Green Agriculture | August 21, 2008 |
Farming Sustainable Community Businesses
Environmental justice meets sustainable agriculture, as the AnewAmerica Community Corporation's Green Market project coordinates with local immigrant farmers.
The Green Market project offers educational opportunities for members of disadvantaged communities to learn about sustainable and organic agriculture businesses. Nearly a decade ago, AnewAmerica joined to empower improvised San Francisco Bay Area communities by creating jobs and provide appropriate training with sustainability in mind.
For the past three years, AnewAmerica has launched the Green Market project and describes it as a way to provide “a unique opportunity to build a bridge between rural and urban new American communities with the strategic purpose of building food self-reliance and sustainability over time."
The project is dually funded by the US Department of Agriculture through its Cooperative State Research, Education and Extension Service (CSREES), and by the Agricultural Land-Based Association (ALBA). These organizations work to foster learning for farmers, farm workers, and the general agriculture community in an environmentally healthy format. Their efforts on this project allow people from low-income communities to learn and then develop ways to produce crops in economically and environmentally sensitive manners. Through community collaboration and advocacy work, CSREES, ALBA, and AnewAmerica, is making strides to reduce poverty and increase the success of sustainable agriculture.

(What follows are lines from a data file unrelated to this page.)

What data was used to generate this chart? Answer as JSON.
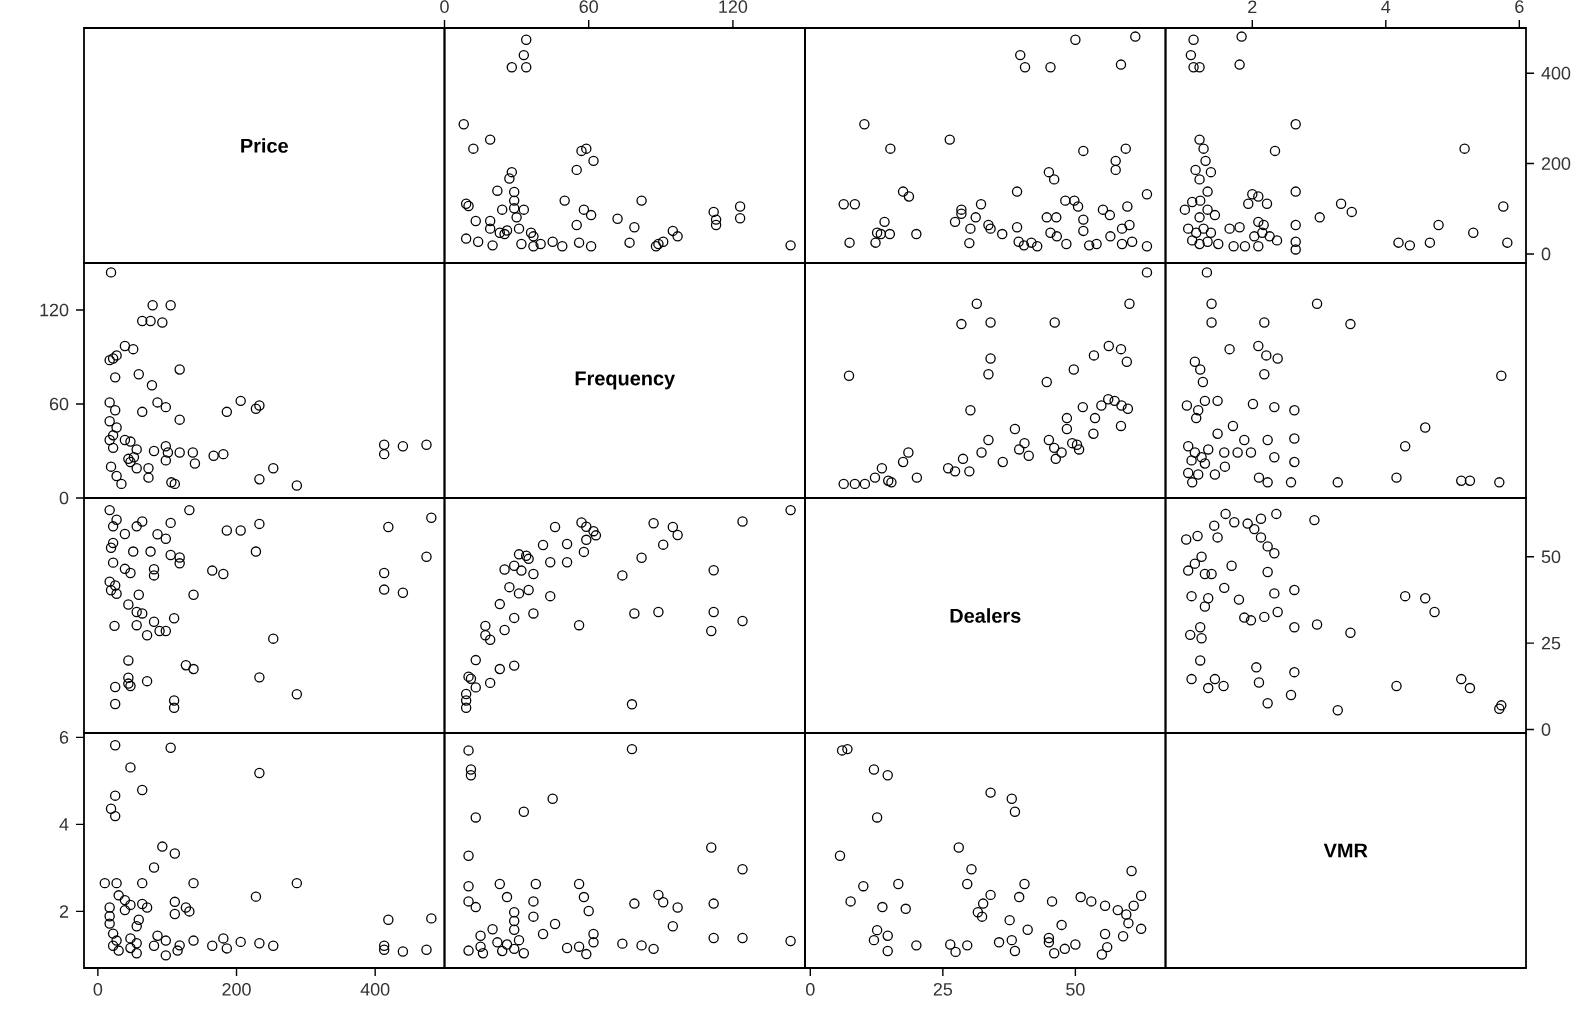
{
  "chart_data": [
    {
      "type": "other",
      "title": "Price"
    },
    {
      "type": "scatter",
      "color": "#000000",
      "marker": "circle",
      "xlim": [
        0,
        150
      ],
      "ylim": [
        -20,
        500
      ],
      "xticks": [
        0,
        60,
        120
      ],
      "tick_labels": "x",
      "x": [
        34,
        33,
        28,
        34,
        8,
        12,
        19,
        22,
        24,
        27,
        28,
        29,
        29,
        29,
        33,
        30,
        9,
        10,
        13,
        19,
        19,
        25,
        26,
        31,
        36,
        37,
        9,
        14,
        20,
        23,
        32,
        37,
        40,
        45,
        49,
        55,
        57,
        59,
        62,
        50,
        58,
        61,
        55,
        56,
        61,
        72,
        77,
        79,
        82,
        88,
        89,
        91,
        95,
        97,
        112,
        113,
        113,
        123,
        123,
        144
      ],
      "values": [
        474,
        440,
        413,
        413,
        287,
        233,
        253,
        140,
        98,
        167,
        181,
        137,
        118,
        101,
        98,
        81,
        111,
        106,
        73,
        73,
        56,
        44,
        52,
        56,
        47,
        39,
        34,
        27,
        19,
        47,
        22,
        17,
        22,
        27,
        17,
        186,
        228,
        233,
        206,
        118,
        98,
        86,
        64,
        25,
        17,
        78,
        25,
        59,
        118,
        17,
        22,
        27,
        51,
        39,
        93,
        76,
        64,
        105,
        79,
        19
      ]
    },
    {
      "type": "scatter",
      "color": "#000000",
      "marker": "circle",
      "xlim": [
        -1,
        67
      ],
      "ylim": [
        -20,
        500
      ],
      "tick_labels": false,
      "x": [
        10.2,
        6.3,
        8.4,
        7.4,
        12.3,
        13.3,
        14,
        15,
        12.6,
        15.1,
        17.5,
        18.6,
        20,
        26.3,
        27.3,
        28.5,
        28.5,
        30,
        30.2,
        31.2,
        32.2,
        33.6,
        34,
        36.2,
        39,
        39,
        39.6,
        40.5,
        39.3,
        40.3,
        41.7,
        42.8,
        44.6,
        46.4,
        45,
        46,
        45.3,
        45.3,
        46.5,
        48.3,
        48.1,
        49.8,
        50,
        50.5,
        51.5,
        51.5,
        51.5,
        52.6,
        54,
        55.2,
        56.5,
        57.6,
        57.6,
        56.6,
        58.6,
        59.5,
        59.8,
        58.8,
        60.2,
        58.8,
        60.7,
        61.3,
        63.5,
        63.5
      ],
      "values": [
        287,
        110,
        110,
        25,
        25,
        44,
        71,
        44,
        47,
        233,
        138,
        127,
        44,
        253,
        71,
        98,
        89,
        24,
        56,
        81,
        110,
        64,
        56,
        44,
        138,
        59,
        440,
        413,
        27,
        19,
        25,
        17,
        81,
        81,
        181,
        165,
        413,
        47,
        39,
        22,
        118,
        118,
        474,
        105,
        76,
        51,
        228,
        19,
        22,
        98,
        86,
        206,
        186,
        39,
        419,
        233,
        105,
        56,
        64,
        22,
        27,
        481,
        132,
        17
      ]
    },
    {
      "type": "scatter",
      "color": "#000000",
      "marker": "circle",
      "xlim": [
        0.7,
        6.1
      ],
      "ylim": [
        -20,
        500
      ],
      "xticks": [
        2,
        4,
        6
      ],
      "yticks": [
        0,
        200,
        400
      ],
      "x": [
        1.12,
        1.08,
        1.12,
        1.21,
        1.84,
        1.81,
        1.21,
        1.27,
        1.3,
        1.38,
        1.15,
        1.21,
        1.33,
        0.99,
        1.1,
        1.22,
        1.21,
        1.33,
        1.44,
        1.04,
        1.16,
        1.27,
        1.38,
        1.1,
        1.21,
        1.33,
        1.49,
        1.66,
        1.81,
        1.72,
        1.89,
        2,
        2.09,
        1.94,
        2.22,
        2.09,
        2.17,
        2.03,
        2.15,
        2.26,
        2.37,
        2.09,
        2.34,
        2.65,
        2.65,
        2.65,
        2.65,
        2.65,
        3.01,
        3.33,
        3.49,
        4.19,
        4.36,
        4.66,
        4.79,
        5.18,
        5.31,
        5.76,
        5.82
      ],
      "values": [
        474,
        440,
        413,
        413,
        481,
        419,
        253,
        233,
        206,
        181,
        186,
        165,
        138,
        98,
        115,
        118,
        81,
        98,
        86,
        56,
        47,
        56,
        47,
        30,
        22,
        27,
        22,
        56,
        59,
        17,
        17,
        132,
        127,
        111,
        111,
        71,
        64,
        39,
        47,
        39,
        30,
        17,
        228,
        287,
        138,
        64,
        27,
        10,
        81,
        111,
        93,
        25,
        19,
        25,
        64,
        233,
        47,
        105,
        25
      ]
    },
    {
      "type": "scatter",
      "color": "#000000",
      "marker": "circle",
      "xlim": [
        -20,
        500
      ],
      "ylim": [
        0,
        150
      ],
      "yticks": [
        0,
        60,
        120
      ],
      "tick_labels": "y",
      "x": [
        474,
        440,
        413,
        413,
        287,
        233,
        253,
        140,
        98,
        167,
        181,
        137,
        118,
        101,
        98,
        81,
        111,
        106,
        73,
        73,
        56,
        44,
        52,
        56,
        47,
        39,
        34,
        27,
        19,
        47,
        22,
        17,
        22,
        27,
        17,
        186,
        228,
        233,
        206,
        118,
        98,
        86,
        64,
        25,
        17,
        78,
        25,
        59,
        118,
        17,
        22,
        27,
        51,
        39,
        93,
        76,
        64,
        105,
        79,
        19
      ],
      "values": [
        34,
        33,
        28,
        34,
        8,
        12,
        19,
        22,
        24,
        27,
        28,
        29,
        29,
        29,
        33,
        30,
        9,
        10,
        13,
        19,
        19,
        25,
        26,
        31,
        36,
        37,
        9,
        14,
        20,
        23,
        32,
        37,
        40,
        45,
        49,
        55,
        57,
        59,
        62,
        50,
        58,
        61,
        55,
        56,
        61,
        72,
        77,
        79,
        82,
        88,
        89,
        91,
        95,
        97,
        112,
        113,
        113,
        123,
        123,
        144
      ]
    },
    {
      "type": "other",
      "title": "Frequency"
    },
    {
      "type": "scatter",
      "color": "#000000",
      "marker": "circle",
      "xlim": [
        -1,
        67
      ],
      "ylim": [
        0,
        150
      ],
      "tick_labels": false,
      "x": [
        63.5,
        60.2,
        31.4,
        28.5,
        34,
        46.1,
        7.3,
        34,
        33.6,
        44.6,
        49.7,
        53.5,
        56.3,
        58.6,
        59.7,
        30.2,
        38.6,
        51.4,
        53.7,
        54.9,
        56.2,
        57.4,
        58.7,
        59.9,
        58.6,
        48.4,
        48.4,
        53.4,
        33.6,
        32.3,
        36.3,
        39.4,
        40.4,
        41.2,
        45,
        46,
        46.3,
        47.4,
        49.4,
        50.7,
        50.3,
        26,
        27.3,
        28.8,
        30,
        17.5,
        18.5,
        20.1,
        13.5,
        12.2,
        14.7,
        15.3,
        6.3,
        8.4,
        10.3
      ],
      "values": [
        144,
        124,
        124,
        111,
        112,
        112,
        78,
        89,
        79,
        74,
        82,
        91,
        97,
        95,
        87,
        56,
        44,
        58,
        51,
        59,
        63,
        62,
        59,
        57,
        46,
        51,
        44,
        41,
        37,
        29,
        23,
        31,
        35,
        27,
        37,
        32,
        25,
        29,
        35,
        31,
        34,
        19,
        17,
        25,
        17,
        23,
        29,
        13,
        19,
        13,
        11,
        10,
        9,
        9,
        9
      ]
    },
    {
      "type": "scatter",
      "color": "#000000",
      "marker": "circle",
      "xlim": [
        0.7,
        6.1
      ],
      "ylim": [
        0,
        150
      ],
      "tick_labels": false,
      "x": [
        1.32,
        1.39,
        1.39,
        2.97,
        3.47,
        2.18,
        1.66,
        2.09,
        2.21,
        2.38,
        1.14,
        1.22,
        1.26,
        2.18,
        5.73,
        1.02,
        1.19,
        1.29,
        1.48,
        1.16,
        2.01,
        2.33,
        2.63,
        1.71,
        1.48,
        1.88,
        2.23,
        2.63,
        1.04,
        1.14,
        1.24,
        1.34,
        1.09,
        1.29,
        1.58,
        1.78,
        1.98,
        2.33,
        2.63,
        1.04,
        1.19,
        1.44,
        1.59,
        1.1,
        2.1,
        2.23,
        2.58,
        3.28,
        4.16,
        4.29,
        4.59,
        5.13,
        5.26,
        5.7
      ],
      "values": [
        144,
        124,
        112,
        124,
        111,
        112,
        95,
        97,
        91,
        89,
        87,
        82,
        74,
        79,
        78,
        59,
        56,
        62,
        62,
        51,
        60,
        58,
        56,
        46,
        41,
        37,
        37,
        38,
        33,
        29,
        26,
        31,
        24,
        22,
        29,
        29,
        29,
        26,
        23,
        16,
        15,
        15,
        20,
        10,
        13,
        10,
        10,
        10,
        13,
        33,
        45,
        11,
        11,
        10
      ]
    },
    {
      "type": "scatter",
      "color": "#000000",
      "marker": "circle",
      "xlim": [
        -20,
        500
      ],
      "ylim": [
        -1,
        67
      ],
      "tick_labels": false,
      "x": [
        287,
        110,
        110,
        25,
        25,
        44,
        71,
        44,
        47,
        233,
        138,
        127,
        44,
        253,
        71,
        98,
        89,
        24,
        56,
        81,
        110,
        64,
        56,
        44,
        138,
        59,
        440,
        413,
        27,
        19,
        25,
        17,
        81,
        81,
        181,
        165,
        413,
        47,
        39,
        22,
        118,
        118,
        474,
        105,
        76,
        51,
        228,
        19,
        22,
        98,
        86,
        206,
        186,
        39,
        419,
        233,
        105,
        56,
        64,
        22,
        27,
        481,
        132,
        17
      ],
      "values": [
        10.2,
        6.3,
        8.4,
        7.4,
        12.3,
        13.3,
        14,
        15,
        12.6,
        15.1,
        17.5,
        18.6,
        20,
        26.3,
        27.3,
        28.5,
        28.5,
        30,
        30.2,
        31.2,
        32.2,
        33.6,
        34,
        36.2,
        39,
        39,
        39.6,
        40.5,
        39.3,
        40.3,
        41.7,
        42.8,
        44.6,
        46.4,
        45,
        46,
        45.3,
        45.3,
        46.5,
        48.3,
        48.1,
        49.8,
        50,
        50.5,
        51.5,
        51.5,
        51.5,
        52.6,
        54,
        55.2,
        56.5,
        57.6,
        57.6,
        56.6,
        58.6,
        59.5,
        59.8,
        58.8,
        60.2,
        58.8,
        60.7,
        61.3,
        63.5,
        63.5
      ]
    },
    {
      "type": "scatter",
      "color": "#000000",
      "marker": "circle",
      "xlim": [
        0,
        150
      ],
      "ylim": [
        -1,
        67
      ],
      "tick_labels": false,
      "x": [
        144,
        124,
        124,
        111,
        112,
        112,
        78,
        89,
        79,
        74,
        82,
        91,
        97,
        95,
        87,
        56,
        44,
        58,
        51,
        59,
        63,
        62,
        59,
        57,
        46,
        51,
        44,
        41,
        37,
        29,
        23,
        31,
        35,
        27,
        37,
        32,
        25,
        29,
        35,
        31,
        34,
        19,
        17,
        25,
        17,
        23,
        29,
        13,
        19,
        13,
        11,
        10,
        9,
        9,
        9
      ],
      "values": [
        63.5,
        60.2,
        31.4,
        28.5,
        34,
        46.1,
        7.3,
        34,
        33.6,
        44.6,
        49.7,
        53.5,
        56.3,
        58.6,
        59.7,
        30.2,
        38.6,
        51.4,
        53.7,
        54.9,
        56.2,
        57.4,
        58.7,
        59.9,
        58.6,
        48.4,
        48.4,
        53.4,
        33.6,
        32.3,
        36.3,
        39.4,
        40.4,
        41.2,
        45,
        46,
        46.3,
        47.4,
        49.4,
        50.7,
        50.3,
        26,
        27.3,
        28.8,
        30,
        17.5,
        18.5,
        20.1,
        13.5,
        12.2,
        14.7,
        15.3,
        6.3,
        8.4,
        10.3
      ]
    },
    {
      "type": "other",
      "title": "Dealers"
    },
    {
      "type": "scatter",
      "color": "#000000",
      "marker": "circle",
      "xlim": [
        0.7,
        6.1
      ],
      "ylim": [
        -1,
        67
      ],
      "yticks": [
        0,
        25,
        50
      ],
      "tick_labels": "y",
      "x": [
        1.6,
        1.43,
        1.73,
        1.93,
        2.13,
        2.36,
        2.93,
        1.01,
        1.18,
        1.48,
        2.03,
        2.13,
        2.23,
        2.33,
        1.04,
        1.14,
        1.24,
        1.29,
        1.39,
        1.69,
        2.23,
        1.09,
        1.34,
        1.29,
        1.58,
        1.8,
        2.33,
        2.63,
        1.88,
        1.98,
        2.18,
        2.38,
        2.63,
        2.97,
        3.47,
        1.07,
        1.22,
        1.24,
        4.29,
        4.59,
        4.73,
        1.22,
        1.09,
        1.44,
        1.34,
        1.57,
        2.06,
        2.1,
        2.63,
        2.58,
        2.23,
        3.28,
        4.16,
        5.13,
        5.26,
        5.7,
        5.73
      ],
      "values": [
        62.4,
        59,
        60,
        59.6,
        61,
        62.4,
        60.6,
        55,
        56,
        55.6,
        58,
        55.6,
        53,
        51,
        46,
        48,
        50,
        45,
        45,
        47.4,
        45.6,
        38.6,
        38,
        35.6,
        41,
        37.6,
        39.4,
        40.4,
        32.4,
        31.6,
        32.6,
        34,
        29.6,
        30.4,
        28,
        27.4,
        29.6,
        26.4,
        38.6,
        38,
        34,
        20,
        14.6,
        14.6,
        12,
        12.6,
        18,
        13.6,
        16.6,
        10,
        7.6,
        5.6,
        12.6,
        14.6,
        12,
        6,
        7
      ]
    },
    {
      "type": "scatter",
      "color": "#000000",
      "marker": "circle",
      "xlim": [
        -20,
        500
      ],
      "ylim": [
        0.7,
        6.1
      ],
      "xticks": [
        0,
        200,
        400
      ],
      "yticks": [
        2,
        4,
        6
      ],
      "x": [
        474,
        440,
        413,
        413,
        481,
        419,
        253,
        233,
        206,
        181,
        186,
        165,
        138,
        98,
        115,
        118,
        81,
        98,
        86,
        56,
        47,
        56,
        47,
        30,
        22,
        27,
        22,
        56,
        59,
        17,
        17,
        132,
        127,
        111,
        111,
        71,
        64,
        39,
        47,
        39,
        30,
        17,
        228,
        287,
        138,
        64,
        27,
        10,
        81,
        111,
        93,
        25,
        19,
        25,
        64,
        233,
        47,
        105,
        25
      ],
      "values": [
        1.12,
        1.08,
        1.12,
        1.21,
        1.84,
        1.81,
        1.21,
        1.27,
        1.3,
        1.38,
        1.15,
        1.21,
        1.33,
        0.99,
        1.1,
        1.22,
        1.21,
        1.33,
        1.44,
        1.04,
        1.16,
        1.27,
        1.38,
        1.1,
        1.21,
        1.33,
        1.49,
        1.66,
        1.81,
        1.72,
        1.89,
        2,
        2.09,
        1.94,
        2.22,
        2.09,
        2.17,
        2.03,
        2.15,
        2.26,
        2.37,
        2.09,
        2.34,
        2.65,
        2.65,
        2.65,
        2.65,
        2.65,
        3.01,
        3.33,
        3.49,
        4.19,
        4.36,
        4.66,
        4.79,
        5.18,
        5.31,
        5.76,
        5.82
      ]
    },
    {
      "type": "scatter",
      "color": "#000000",
      "marker": "circle",
      "xlim": [
        0,
        150
      ],
      "ylim": [
        0.7,
        6.1
      ],
      "tick_labels": false,
      "x": [
        144,
        124,
        112,
        124,
        111,
        112,
        95,
        97,
        91,
        89,
        87,
        82,
        74,
        79,
        78,
        59,
        56,
        62,
        62,
        51,
        60,
        58,
        56,
        46,
        41,
        37,
        37,
        38,
        33,
        29,
        26,
        31,
        24,
        22,
        29,
        29,
        29,
        26,
        23,
        16,
        15,
        15,
        20,
        10,
        13,
        10,
        10,
        10,
        13,
        33,
        45,
        11,
        11,
        10
      ],
      "values": [
        1.32,
        1.39,
        1.39,
        2.97,
        3.47,
        2.18,
        1.66,
        2.09,
        2.21,
        2.38,
        1.14,
        1.22,
        1.26,
        2.18,
        5.73,
        1.02,
        1.19,
        1.29,
        1.48,
        1.16,
        2.01,
        2.33,
        2.63,
        1.71,
        1.48,
        1.88,
        2.23,
        2.63,
        1.04,
        1.14,
        1.24,
        1.34,
        1.09,
        1.29,
        1.58,
        1.78,
        1.98,
        2.33,
        2.63,
        1.04,
        1.19,
        1.44,
        1.59,
        1.1,
        2.1,
        2.23,
        2.58,
        3.28,
        4.16,
        4.29,
        4.59,
        5.13,
        5.26,
        5.7
      ]
    },
    {
      "type": "scatter",
      "color": "#000000",
      "marker": "circle",
      "xlim": [
        -1,
        67
      ],
      "ylim": [
        0.7,
        6.1
      ],
      "xticks": [
        0,
        25,
        50
      ],
      "tick_labels": "x",
      "x": [
        62.4,
        59,
        60,
        59.6,
        61,
        62.4,
        60.6,
        55,
        56,
        55.6,
        58,
        55.6,
        53,
        51,
        46,
        48,
        50,
        45,
        45,
        47.4,
        45.6,
        38.6,
        38,
        35.6,
        41,
        37.6,
        39.4,
        40.4,
        32.4,
        31.6,
        32.6,
        34,
        29.6,
        30.4,
        28,
        27.4,
        29.6,
        26.4,
        38.6,
        38,
        34,
        20,
        14.6,
        14.6,
        12,
        12.6,
        18,
        13.6,
        16.6,
        10,
        7.6,
        5.6,
        12.6,
        14.6,
        12,
        6,
        7
      ],
      "values": [
        1.6,
        1.43,
        1.73,
        1.93,
        2.13,
        2.36,
        2.93,
        1.01,
        1.18,
        1.48,
        2.03,
        2.13,
        2.23,
        2.33,
        1.04,
        1.14,
        1.24,
        1.29,
        1.39,
        1.69,
        2.23,
        1.09,
        1.34,
        1.29,
        1.58,
        1.8,
        2.33,
        2.63,
        1.88,
        1.98,
        2.18,
        2.38,
        2.63,
        2.97,
        3.47,
        1.07,
        1.22,
        1.24,
        4.29,
        4.59,
        4.73,
        1.22,
        1.09,
        1.44,
        1.34,
        1.57,
        2.06,
        2.1,
        2.63,
        2.58,
        2.23,
        3.28,
        4.16,
        5.13,
        5.26,
        5.7,
        5.73
      ]
    },
    {
      "type": "other",
      "title": "VMR"
    }
  ]
}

Green Market courses range from general business planning and marketing, to localized needs like nutrition for poverty stricken families. The project also jump starts entrepreneurial spirit. Students actively participate in how the agricultural market produces, processes, delivers, and sells products to consumers, discovering along the way that selling locally produced crops is both economically and environmentally viable. Students take part in identifying ways to enhance their prospective business in a community such as selling those local crops to the more than 100 weekly farmers markets.
Other program features allow the students to participate in the Green Banana Food Incubation Project, a program where students earn a college certificate and are paired with mentors to expose them to the trade. By working in the project’s café, students gain access to customers and a full functioning market operation. From there, students create a business plan including identifying sales opportunities in the community, as well as locating financial and credit assistance.
The program has successfully graduated 153 students earning their certificate and led 65 self-starters through the businesses start-up process in the past three years, according to CSREES.